Several people have written to inform me that Charlie Rangel’s draft proposal is merely a ploy to make war supporters squirm. Well, if it’s a ploy, then Rangel is playing with fire, because there are plenty of liberals out there who have rushed to defend his proposal on egalitarian grounds – and there are plenty of right-wingers who will be happy to read those arguments back to the libs when the Pentagon finally decides it needs more fodder than it can hoodwink into voluntarily enlisting.
Moreover, unless Rangel is simply a liar, it’s not a ploy:
“There’s no question in my mind that this president and this administration would never have invaded Iraq … if, indeed, we had a draft and members of Congress and the administration thought that their kids from their communities would be placed in harm’s way,” Rangel said Sunday.
Rangel floated the same idea in Congress two years ago, but ended up voting against his own bill, along with 401 other Congress members, when the measure came up just before the presidential election.

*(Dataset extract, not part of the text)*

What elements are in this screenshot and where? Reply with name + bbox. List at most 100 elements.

At the time, he accused Republicans of rushing it out as a stunt against Democrats instead of giving it a legitimate hearing.
But the soon-to-be chairman of the House Ways and Means Committee said Sunday a draft bill will be no stunt this time, insisting he’s very serious about it.
“You bet your life; underscore serious,” Rangel said on CBS’ Face the Nation Sunday.
Fortunately, Rangel’s constituents, unlike sophisticated liberal know-it-alls, seem duly alarmed:
Along 125th Street in New York City on Sunday, Rangel’s draft plan was met mostly with derision.
“What, he was smoking pot or something?” said 58-year-old James Brown.
“He doesn’t represent the people of Harlem if he’s for the draft,” Neil Davis, 48, said.